Peter Slavid reports from last weekend's Jazz Middelheim festival in Antwerp
Jazz Middelheim is now in its 30th year and getting record attendances – 19,000 people over four days this year. It’s one of the nicest festivals I know. Firstly because of the venue – in a beautiful park on the outskirts of Antwerp, a really attractive city which is a great one to walk round and has a brilliant public transport system. Incidentally, the fourth day of the festival – Monday 15th - is a public holiday in Belgium, but in Antwerp (and only Antwerp) its also Mother’s Day – and no, I have no idea why that’s the case. [Ed showing off: because it's the feast day of Mary, mother of Christ, who has been patron saint of Antwerp for over a thousand years, and of the city's vast gothic cathedral since the first church on the present cathedral site went up in 1124]
The programming of the festival has something to suit every taste – and I’m pleased to say that people are willing to listen to it all – from 30s swing to free form avant-garde, from Jamie Cullum to John Zorn. For me that’s the essence of a music festival: the opportunity to hear things you might not otherwise go to. Along with highlights, a festival should bring surprises.
HIGHLIGHTS
The highlight for attracting an audience (and for the sponsors who were out in force)was Jamie Cullum. He brought in an audience about twice the size of any other day, and he got on to Flemish TV, and delivered a typical high energy show.

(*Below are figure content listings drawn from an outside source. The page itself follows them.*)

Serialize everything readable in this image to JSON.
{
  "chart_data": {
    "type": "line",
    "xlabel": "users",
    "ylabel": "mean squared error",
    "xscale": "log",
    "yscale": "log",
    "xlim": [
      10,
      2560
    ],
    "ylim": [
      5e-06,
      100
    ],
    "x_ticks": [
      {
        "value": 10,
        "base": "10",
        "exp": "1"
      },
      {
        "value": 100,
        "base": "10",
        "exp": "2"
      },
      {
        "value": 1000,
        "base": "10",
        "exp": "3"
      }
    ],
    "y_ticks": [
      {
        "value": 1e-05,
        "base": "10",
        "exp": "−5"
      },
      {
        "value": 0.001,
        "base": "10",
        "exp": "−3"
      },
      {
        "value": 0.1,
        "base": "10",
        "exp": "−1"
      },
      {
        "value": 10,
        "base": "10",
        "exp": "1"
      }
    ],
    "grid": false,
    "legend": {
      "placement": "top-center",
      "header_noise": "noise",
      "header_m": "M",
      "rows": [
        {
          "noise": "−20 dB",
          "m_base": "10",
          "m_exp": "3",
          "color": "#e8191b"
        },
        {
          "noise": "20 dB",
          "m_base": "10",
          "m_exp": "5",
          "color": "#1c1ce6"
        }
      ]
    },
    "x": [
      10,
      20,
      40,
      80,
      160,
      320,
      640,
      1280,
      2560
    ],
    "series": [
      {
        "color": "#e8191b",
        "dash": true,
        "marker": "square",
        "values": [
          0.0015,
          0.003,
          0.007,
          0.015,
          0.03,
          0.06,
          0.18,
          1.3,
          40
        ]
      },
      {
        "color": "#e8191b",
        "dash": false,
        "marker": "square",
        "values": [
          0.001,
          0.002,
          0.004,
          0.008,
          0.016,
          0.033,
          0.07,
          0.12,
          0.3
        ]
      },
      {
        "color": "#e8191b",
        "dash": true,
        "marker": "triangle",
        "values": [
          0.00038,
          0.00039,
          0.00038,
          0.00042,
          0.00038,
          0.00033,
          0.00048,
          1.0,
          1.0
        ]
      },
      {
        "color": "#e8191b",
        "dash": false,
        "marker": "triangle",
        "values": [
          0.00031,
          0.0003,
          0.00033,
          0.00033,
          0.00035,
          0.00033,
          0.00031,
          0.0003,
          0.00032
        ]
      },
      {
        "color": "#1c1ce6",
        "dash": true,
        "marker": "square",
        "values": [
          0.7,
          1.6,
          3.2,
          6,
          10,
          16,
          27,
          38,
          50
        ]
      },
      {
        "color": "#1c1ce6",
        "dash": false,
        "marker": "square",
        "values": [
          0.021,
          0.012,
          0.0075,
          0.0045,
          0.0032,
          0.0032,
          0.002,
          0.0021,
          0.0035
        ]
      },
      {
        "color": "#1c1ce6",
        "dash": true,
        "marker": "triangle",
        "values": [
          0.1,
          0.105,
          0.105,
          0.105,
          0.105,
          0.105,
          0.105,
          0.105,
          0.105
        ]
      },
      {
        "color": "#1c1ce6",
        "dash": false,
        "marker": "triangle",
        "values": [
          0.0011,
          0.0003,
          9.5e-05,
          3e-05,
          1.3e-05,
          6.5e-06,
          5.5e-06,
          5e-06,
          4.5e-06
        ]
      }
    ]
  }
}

My personal highlight, however, was the Saturday Night sequence of performances by John Zorn. This was one of those gigs that will stay in the memory for years. I'm not sure I can imagine this scene in the UK - 4000 people on their feet calling for encores from John Zorn after two of the best sets I can remember.
Two major gigs that evening - first Zorn's Bar Kokhba sextet and then the Masada sextet. This is all very accessible and exciting music, and the formula for both is the same. Take a brilliant rhythm section of Joey Baron on drums, Greg Cohen on bass and Cyro Baptista on percussion. Then add a selection of John Zorn's simple and often beautiful middle-eastern tinged tunes. Now put all that with three front-line improvisers of the highest quality, and throw in Zorn's own style of improvising conducting to get the maximum impact - and you end up with music that leaves everyone with a smile on their face - audience and performers alike.
The quality of the improvisers is critical - in Bar Kokhba we had Mark Feldman (violin), Eric Friedlander (cello) and Mark Ribot (gtr). Ribot's power was really impressive, and it turned out to be very Rock 'n Roll. For Masada they were replaced by Zorn himself on alto, Uri Caine on piano and Dave Douglas on trumpet. A more conventional sounding line up, and a harder edge to the music, but the melodies and the rhythm section made sure that even when Zorn went off into the stratosphere he soon came back down to earth.
Zorn has always been difficult to categorise, and some of his music is free improvisation of the fiercest kind, and perhaps that unpredictability scares off a lot of promoters. The music on Saturday Night was Zorn the entertainer - jazz of the very highest quality – and the audience lapped it up and stomped for more, long after the encores had finished and the lights had come up.
SURPRISES
Two good and unexpected surprises for me. First was the opening act of the festival - Trio Grande with Matthew Bourne. I’d never heard this band before but Trio Grande are a spectacular act with multi-instrumentalist French sax player Laurent Dehors playing every size of clarinet and saxophone, sometimes two at a time, plus recorder and bagpipes; Michel Massot plays various tubas plus trombone, and Michel Debrulle on drums. The total effect has a madcap brilliance mixing lyrical melodies with free improvisation and complex and intricate rhythmic writing. Matt Bourne's sparkling piano increases the temperature up another notch. Incidentally - Trio Grande are desperate to play in London - so promoters take note!
Second was the solo piano set by Omar Sosa, reminding me at times of a young Abdullah Ibrahim in the way he switched from gentle African melodies to fierce attack I was massively impressed by this.
One poor performance though which did surprise me was Randy Weston’s African Rhythms’ tribute to James Reese Europe (a first world war African-American soldier and prodigious composer). Very rarely for an American touring band I thought this was under-rehearsed and sloppy. I like Weston’s piano playing but the music here was basically the blues, and the band sounded as if they had only seen it that night for the first time – lots of short solos including tuba and banjo – all very strange.
But fortunately the disappointment didn’t last long as we were then treated to Charlie Haden’s Liberation Music Orchestra – and this was the full 12 piece US band (not the European version that came to UK recently), and they sounded as if they had been playing together all their lives – absolutely together as they played music from the CD “not in our name” and some new Carla Bley music celebrating environmental causes. Plus of course top rank soloing, all of which provided a good rousing end to the festival.